Jensen Huang, chief executive officer of Nvidia Corp., speaks during the 2026 CES event in Las Vegas, Nevada, US, on Tuesday, Jan. 6, 2026. Siemens and Nvidia announced an expansion of their strategic partnership to develop industrial and physical AI solutions to bring AI-driven innovation to industrial workflow. Photographer: Bridget Bennett/Bloomberg
ensen Huang does not do understated. At Nvidia’s annual GTC conference in San Jose on Tuesday, the CEO who turned a gaming chip company into the world’s most valuable business stood in front of a room full of developers and said, with a straight face, that Nvidia will generate more than $1 trillion in revenue from AI chips by 2027.
Then, almost as a footnote, he mentioned that Nvidia is restarting production of its H200 chips for China. After a 10-month freeze. Just like that.
Both of those things deserve attention. One of them is getting it.
The China Situation, Explained
For the better part of a year, Nvidia’s relationship with China was a mess.
The US government kept tightening export controls. Beijing kept pushing domestic companies toward Chinese-made alternatives.
Nvidia’s revenue from China, which once accounted for more than 10% of total sales, had effectively dried up.
As recently as late February, Nvidia disclosed in earnings materials that despite receiving approval to ship “small amounts” of H200 chips to China, it had not generated a single dollar in revenue from those sales.
That changed at GTC. Huang confirmed Nvidia now has licenses for “many customers in China” for H200 sales, including Tencent, Alibaba, ByteDance, and DeepSeek.
Purchase orders are in. Manufacturing is restarting. “Our supply chain is getting fired up,” he told reporters.
The deal structure is unusual: the US government takes a 25% cut of H200 revenue from China sales, which is either a creative form of industrial policy or a toll booth on Nvidia’s own business, depending on your perspective.
But the H200 is last generation. Nvidia’s current flagship, the Blackwell architecture, remains banned from China. And Beijing’s regulators have been glacially slow to approve imports even of the chips that are theoretically allowed.
So Huang is also preparing a second move: a version of Nvidia’s Groq inference chip, specifically designed to comply with Chinese market restrictions, expected to land by May.
Groq chips handle inference, the day-to-day task of running AI models, rather than training.
It’s the market where Nvidia faces the most domestic Chinese competition, which makes entering it there a statement as much as a business decision.
The $1 Trillion Number
Now for the bigger headline. Huang’s forecast that Nvidia will hit $1 trillion in AI data center revenue by 2027 is, depending on who you ask, either a bold but defensible projection or the most confident thing anyone has said in public this year.
Nvidia’s data center revenue in fiscal year 2025 was $115 billion. It’s growing at roughly 93% year-over-year.
The global AI infrastructure buildout, $700 billion being poured into data centers across the US alone, shows no sign of slowing.
Microsoft, Meta, Google, Amazon, and xAI are all spending more on compute in 2026 than they did in 2025, and Nvidia’s chips are in essentially all of it.
The caveat nobody wants to say loudly: $1 trillion in two years from a base of $115 billion requires either the entire global economy to keep pouring money into AI infrastructure at an accelerating rate, or China to come back online as a major revenue source, or both.

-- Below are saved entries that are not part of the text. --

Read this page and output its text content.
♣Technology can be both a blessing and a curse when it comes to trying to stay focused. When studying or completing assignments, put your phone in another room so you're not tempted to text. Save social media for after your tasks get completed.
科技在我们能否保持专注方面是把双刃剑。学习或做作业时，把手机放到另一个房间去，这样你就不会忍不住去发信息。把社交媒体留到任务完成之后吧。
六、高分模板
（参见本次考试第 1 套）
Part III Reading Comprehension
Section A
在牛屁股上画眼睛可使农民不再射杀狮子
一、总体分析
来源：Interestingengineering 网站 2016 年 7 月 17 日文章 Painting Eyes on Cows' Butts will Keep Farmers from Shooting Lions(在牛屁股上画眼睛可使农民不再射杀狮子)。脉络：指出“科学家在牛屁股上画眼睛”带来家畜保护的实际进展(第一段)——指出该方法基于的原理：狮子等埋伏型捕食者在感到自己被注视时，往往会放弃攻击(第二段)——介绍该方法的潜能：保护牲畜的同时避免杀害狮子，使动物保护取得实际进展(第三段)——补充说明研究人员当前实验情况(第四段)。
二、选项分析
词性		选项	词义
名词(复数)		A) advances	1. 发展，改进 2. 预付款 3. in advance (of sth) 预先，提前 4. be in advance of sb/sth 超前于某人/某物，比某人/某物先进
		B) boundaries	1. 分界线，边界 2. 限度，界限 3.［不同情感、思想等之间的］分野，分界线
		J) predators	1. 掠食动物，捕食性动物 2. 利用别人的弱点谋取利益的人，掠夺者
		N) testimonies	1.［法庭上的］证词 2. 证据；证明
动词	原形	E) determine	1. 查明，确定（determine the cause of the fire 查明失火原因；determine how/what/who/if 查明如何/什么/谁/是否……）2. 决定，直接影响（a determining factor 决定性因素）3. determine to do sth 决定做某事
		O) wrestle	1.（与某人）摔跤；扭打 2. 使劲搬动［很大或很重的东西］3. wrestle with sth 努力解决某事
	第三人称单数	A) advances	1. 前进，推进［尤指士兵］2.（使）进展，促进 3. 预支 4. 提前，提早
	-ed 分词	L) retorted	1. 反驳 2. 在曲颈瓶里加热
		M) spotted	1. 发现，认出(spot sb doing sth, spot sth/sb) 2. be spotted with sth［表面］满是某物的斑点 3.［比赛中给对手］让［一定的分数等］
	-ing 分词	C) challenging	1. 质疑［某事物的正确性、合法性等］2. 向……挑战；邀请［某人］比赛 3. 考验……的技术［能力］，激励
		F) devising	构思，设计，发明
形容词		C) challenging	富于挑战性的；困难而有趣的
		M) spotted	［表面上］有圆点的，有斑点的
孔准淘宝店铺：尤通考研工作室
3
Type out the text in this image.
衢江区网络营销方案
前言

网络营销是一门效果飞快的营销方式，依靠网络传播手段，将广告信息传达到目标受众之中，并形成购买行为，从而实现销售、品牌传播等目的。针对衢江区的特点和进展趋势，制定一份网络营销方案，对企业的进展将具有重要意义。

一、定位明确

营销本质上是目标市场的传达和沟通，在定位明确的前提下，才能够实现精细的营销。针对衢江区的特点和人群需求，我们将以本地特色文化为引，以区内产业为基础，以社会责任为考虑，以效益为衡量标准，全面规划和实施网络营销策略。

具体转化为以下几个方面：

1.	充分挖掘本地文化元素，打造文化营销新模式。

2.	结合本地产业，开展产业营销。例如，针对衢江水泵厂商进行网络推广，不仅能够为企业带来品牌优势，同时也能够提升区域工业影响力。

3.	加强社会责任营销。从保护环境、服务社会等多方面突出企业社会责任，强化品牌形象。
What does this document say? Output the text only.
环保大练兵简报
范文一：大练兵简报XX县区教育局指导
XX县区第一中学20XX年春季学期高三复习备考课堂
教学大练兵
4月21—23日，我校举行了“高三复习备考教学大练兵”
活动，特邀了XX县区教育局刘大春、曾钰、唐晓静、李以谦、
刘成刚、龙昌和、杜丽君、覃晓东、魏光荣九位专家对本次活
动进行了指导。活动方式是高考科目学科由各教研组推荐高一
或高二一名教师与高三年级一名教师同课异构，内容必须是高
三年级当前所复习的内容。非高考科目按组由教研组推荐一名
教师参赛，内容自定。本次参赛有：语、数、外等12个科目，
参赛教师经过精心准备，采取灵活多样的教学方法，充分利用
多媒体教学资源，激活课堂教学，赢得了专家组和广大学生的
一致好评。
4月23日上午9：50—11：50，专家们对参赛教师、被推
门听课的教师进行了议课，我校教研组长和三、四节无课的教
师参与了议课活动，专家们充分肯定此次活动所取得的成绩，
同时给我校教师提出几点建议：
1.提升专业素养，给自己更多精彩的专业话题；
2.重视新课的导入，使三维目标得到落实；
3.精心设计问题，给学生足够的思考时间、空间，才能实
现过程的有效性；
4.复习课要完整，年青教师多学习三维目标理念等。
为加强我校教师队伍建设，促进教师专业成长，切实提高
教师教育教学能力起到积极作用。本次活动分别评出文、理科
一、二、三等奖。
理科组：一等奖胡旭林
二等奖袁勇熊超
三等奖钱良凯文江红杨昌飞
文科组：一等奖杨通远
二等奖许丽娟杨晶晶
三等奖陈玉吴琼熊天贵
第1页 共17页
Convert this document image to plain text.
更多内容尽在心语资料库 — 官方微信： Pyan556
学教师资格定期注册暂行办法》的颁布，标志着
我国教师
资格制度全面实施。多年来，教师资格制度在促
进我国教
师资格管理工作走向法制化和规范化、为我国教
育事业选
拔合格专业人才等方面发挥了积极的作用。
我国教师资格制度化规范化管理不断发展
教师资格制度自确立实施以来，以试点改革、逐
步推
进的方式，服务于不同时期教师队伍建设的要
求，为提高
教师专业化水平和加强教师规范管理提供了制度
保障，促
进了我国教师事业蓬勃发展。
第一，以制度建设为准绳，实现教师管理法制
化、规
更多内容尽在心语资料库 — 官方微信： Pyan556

Investors seemed uncertain which way to lean, Nvidia’s stock dipped slightly after the conference despite the headline numbers, which is the market’s way of saying “we’ll believe it when we see it.”
The Thing Huang Said That Nobody Picked Up
Buried near the end of the GTC press conference, Huang pushed back on the wave of AI safety warnings that have been circulating, including from Anthropic, which recently drew red lines around autonomous AI warfare and mass surveillance.
Huang’s response was pointed: “Scaring everybody about a science fiction version of AI is a little bit too arrogant.” He said humility was needed, that AI needs to go more places not fewer, and that the industry should “continuously learn” rather than issue warnings.
It was a direct shot at the labs drawing guardrails around the technology Nvidia’s chips are powering.
Huang’s implicit argument: the chip seller doesn’t want the application constrained. Which is a coherent business position. Whether it’s a coherent safety position is a different conversation, one Nvidia has a financial interest in not having.
What This Week Actually Means
GTC 2026 confirmed a few things at once. China is back on the table for Nvidia, partially, conditionally, expensively, but back.
The inference market is the next battleground, and Nvidia is moving to dominate it the same way it dominated training. And Jensen Huang is still the most confident person in any room he walks into, which in this industry is either a superpower or a liability, and so far has consistently turned out to be the former.
One trillion dollars by 2027. Write it down. Check back in eighteen months.